Il est demandé, dans le contexte actuel, un rôle de plus en plus pédagogique
à l'ensemble des acteurs de l'Université. Cela est vrai, notamment pour les
bibliothécaires qui, plus encore qu'auparavant, doivent être agrégés aux équipes
enseignantes et intégrés aux réalités pédagogiques, qu'il s'agisse de nouvelles
technologies ou de supports plus traditionnels.
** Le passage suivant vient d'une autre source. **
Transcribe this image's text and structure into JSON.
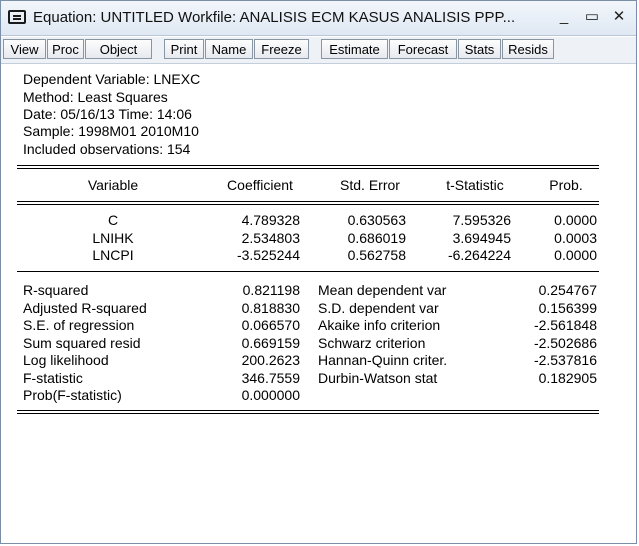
{
  "window": {
    "title": "Equation: UNTITLED   Workfile: ANALISIS ECM KASUS ANALISIS PPP...",
    "minimize": "_",
    "maximize": "▭",
    "close": "✕"
  },
  "toolbar": [
    "View",
    "Proc",
    "Object",
    "Print",
    "Name",
    "Freeze",
    "Estimate",
    "Forecast",
    "Stats",
    "Resids"
  ],
  "header": [
    "Dependent Variable: LNEXC",
    "Method: Least Squares",
    "Date: 05/16/13   Time: 14:06",
    "Sample: 1998M01 2010M10",
    "Included observations: 154"
  ],
  "table": {
    "columns": [
      "Variable",
      "Coefficient",
      "Std. Error",
      "t-Statistic",
      "Prob."
    ],
    "rows": [
      [
        "C",
        "4.789328",
        "0.630563",
        "7.595326",
        "0.0000"
      ],
      [
        "LNIHK",
        "2.534803",
        "0.686019",
        "3.694945",
        "0.0003"
      ],
      [
        "LNCPI",
        "-3.525244",
        "0.562758",
        "-6.264224",
        "0.0000"
      ]
    ]
  },
  "stats": [
    [
      "R-squared",
      "0.821198",
      "Mean dependent var",
      "0.254767"
    ],
    [
      "Adjusted R-squared",
      "0.818830",
      "S.D. dependent var",
      "0.156399"
    ],
    [
      "S.E. of regression",
      "0.066570",
      "Akaike info criterion",
      "-2.561848"
    ],
    [
      "Sum squared resid",
      "0.669159",
      "Schwarz criterion",
      "-2.502686"
    ],
    [
      "Log likelihood",
      "200.2623",
      "Hannan-Quinn criter.",
      "-2.537816"
    ],
    [
      "F-statistic",
      "346.7559",
      "Durbin-Watson stat",
      "0.182905"
    ],
    [
      "Prob(F-statistic)",
      "0.000000",
      "",
      ""
    ]
  ]
}
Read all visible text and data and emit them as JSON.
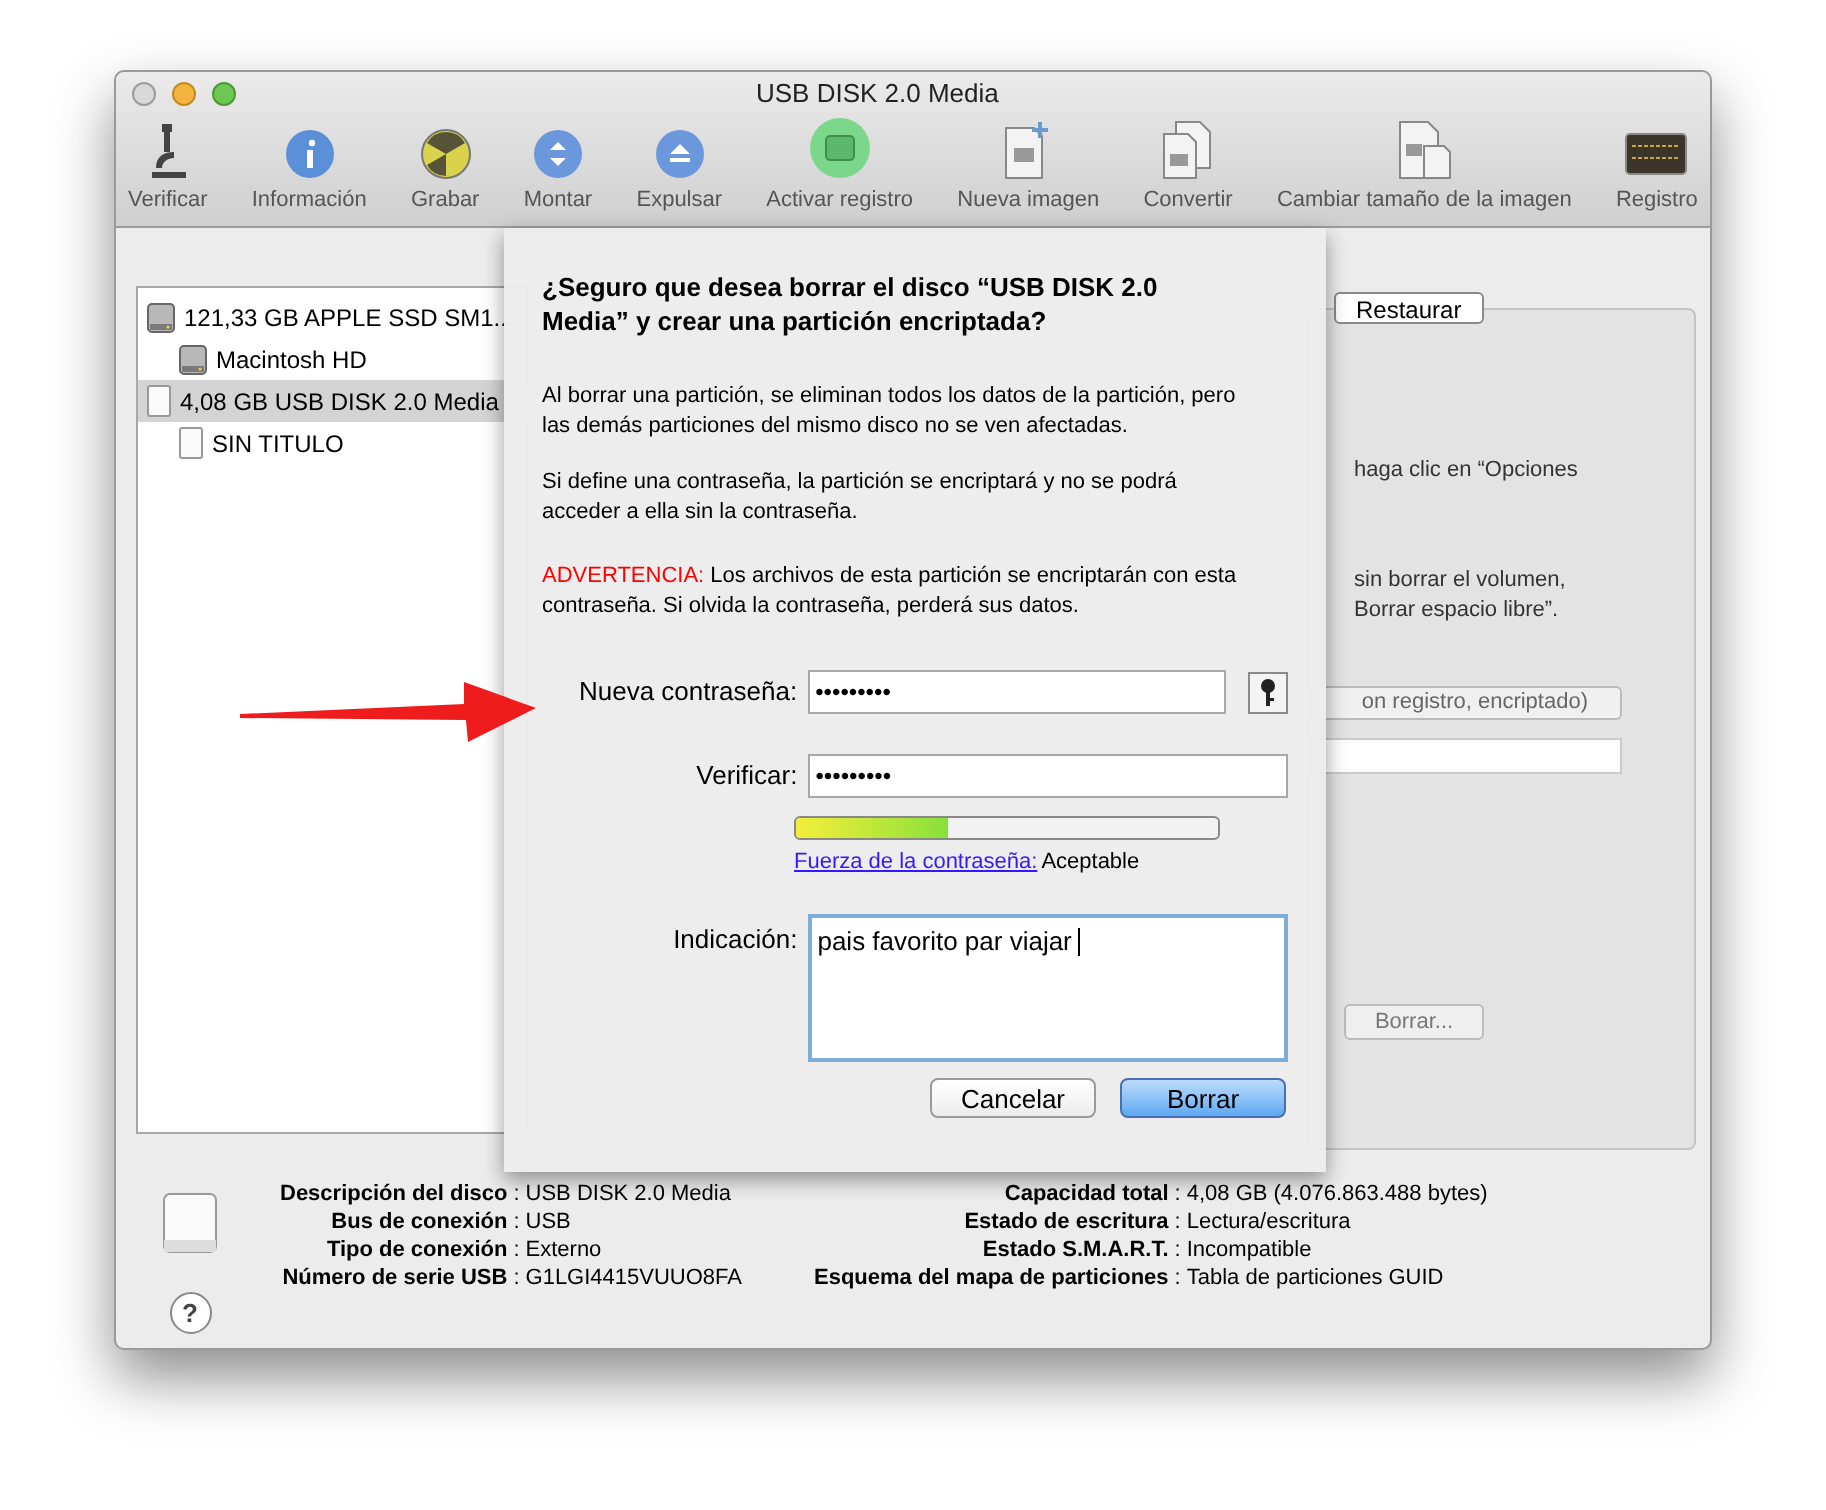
{
  "window": {
    "title": "USB DISK 2.0 Media"
  },
  "toolbar": [
    {
      "label": "Verificar",
      "kind": "microscope"
    },
    {
      "label": "Información",
      "kind": "info"
    },
    {
      "label": "Grabar",
      "kind": "burn"
    },
    {
      "label": "Montar",
      "kind": "mount"
    },
    {
      "label": "Expulsar",
      "kind": "eject"
    },
    {
      "label": "Activar registro",
      "kind": "journal"
    },
    {
      "label": "Nueva imagen",
      "kind": "newimage"
    },
    {
      "label": "Convertir",
      "kind": "convert"
    },
    {
      "label": "Cambiar tamaño de la imagen",
      "kind": "resize"
    },
    {
      "label": "Registro",
      "kind": "log"
    }
  ],
  "sidebar": {
    "items": [
      {
        "label": "121,33 GB APPLE SSD SM1...",
        "kind": "internal",
        "selected": false,
        "children": [
          {
            "label": "Macintosh HD",
            "kind": "internal",
            "selected": false
          }
        ]
      },
      {
        "label": "4,08 GB USB DISK 2.0 Media",
        "kind": "removable",
        "selected": true,
        "children": [
          {
            "label": "SIN TITULO",
            "kind": "removable",
            "selected": false
          }
        ]
      }
    ]
  },
  "background_panel": {
    "tab": "Restaurar",
    "text_lines": [
      "haga clic en “Opciones",
      "sin borrar el volumen,",
      "Borrar espacio libre”."
    ],
    "format_popup": "on registro, encriptado)",
    "button": "Borrar..."
  },
  "sheet": {
    "title": "¿Seguro que desea borrar el disco “USB DISK 2.0 Media” y crear una partición encriptada?",
    "paragraphs": [
      "Al borrar una partición, se eliminan todos los datos de la partición, pero las demás particiones del mismo disco no se ven afectadas.",
      "Si define una contraseña, la partición se encriptará y no se podrá acceder a ella sin la contraseña."
    ],
    "warning_label": "ADVERTENCIA:",
    "warning_text": "Los archivos de esta partición se encriptarán con esta contraseña. Si olvida la contraseña, perderá sus datos.",
    "password_label": "Nueva contraseña:",
    "password_value": "•••••••••",
    "verify_label": "Verificar:",
    "verify_value": "•••••••••",
    "strength": {
      "level": 0.36,
      "link": "Fuerza de la contraseña:",
      "value": "Aceptable"
    },
    "hint_label": "Indicación:",
    "hint_value": "pais favorito par viajar",
    "buttons": [
      {
        "label": "Cancelar",
        "default": false
      },
      {
        "label": "Borrar",
        "default": true
      }
    ]
  },
  "info": {
    "left": [
      {
        "label": "Descripción del disco",
        "value": "USB DISK 2.0 Media"
      },
      {
        "label": "Bus de conexión",
        "value": "USB"
      },
      {
        "label": "Tipo de conexión",
        "value": "Externo"
      },
      {
        "label": "Número de serie USB",
        "value": "G1LGI4415VUUO8FA"
      }
    ],
    "right": [
      {
        "label": "Capacidad total",
        "value": "4,08 GB (4.076.863.488 bytes)"
      },
      {
        "label": "Estado de escritura",
        "value": "Lectura/escritura"
      },
      {
        "label": "Estado S.M.A.R.T.",
        "value": "Incompatible"
      },
      {
        "label": "Esquema del mapa de particiones",
        "value": "Tabla de particiones GUID"
      }
    ]
  },
  "separator": ":",
  "help_button": "?"
}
Car pour amener nos étudiants à une lecture de textes "en ligne", sur
cédéroms ou dans des livres, et surtout pour les amener "de la lecture à la
littérature", il est nécessaire, selon Jean-Philippe ARROU-VIGNOD, de mettre en
place des stratégies. Selon lui "il y a des livres qui conduisent aux livres, d'autres
qui nous ouvrent le monde. On commence par les premiers. Le plaisir qu'ils nous
offrent est sans égal. Puis de livre en livre, presque sans le savoir, on découvre
bientôt qu'on a grandi. Du bonheur de la répétition, voilà que l'on s'échappe
soudain vers un autre bonheur : celui d'univers singuliers, forts de leur différence et
riches de leur propre liberté. On est passé de la lecture à la littérature" (JeanPhilippe ARROU-VIGNOD : De la lecture à la littérature).
Nous souhaitons bien évidemment que ce Prix du Premier Roman de
l'Université d'Artois perdure et, en synergie avec les enseignants et les étudiants
volontaires, contribue à cette évolution.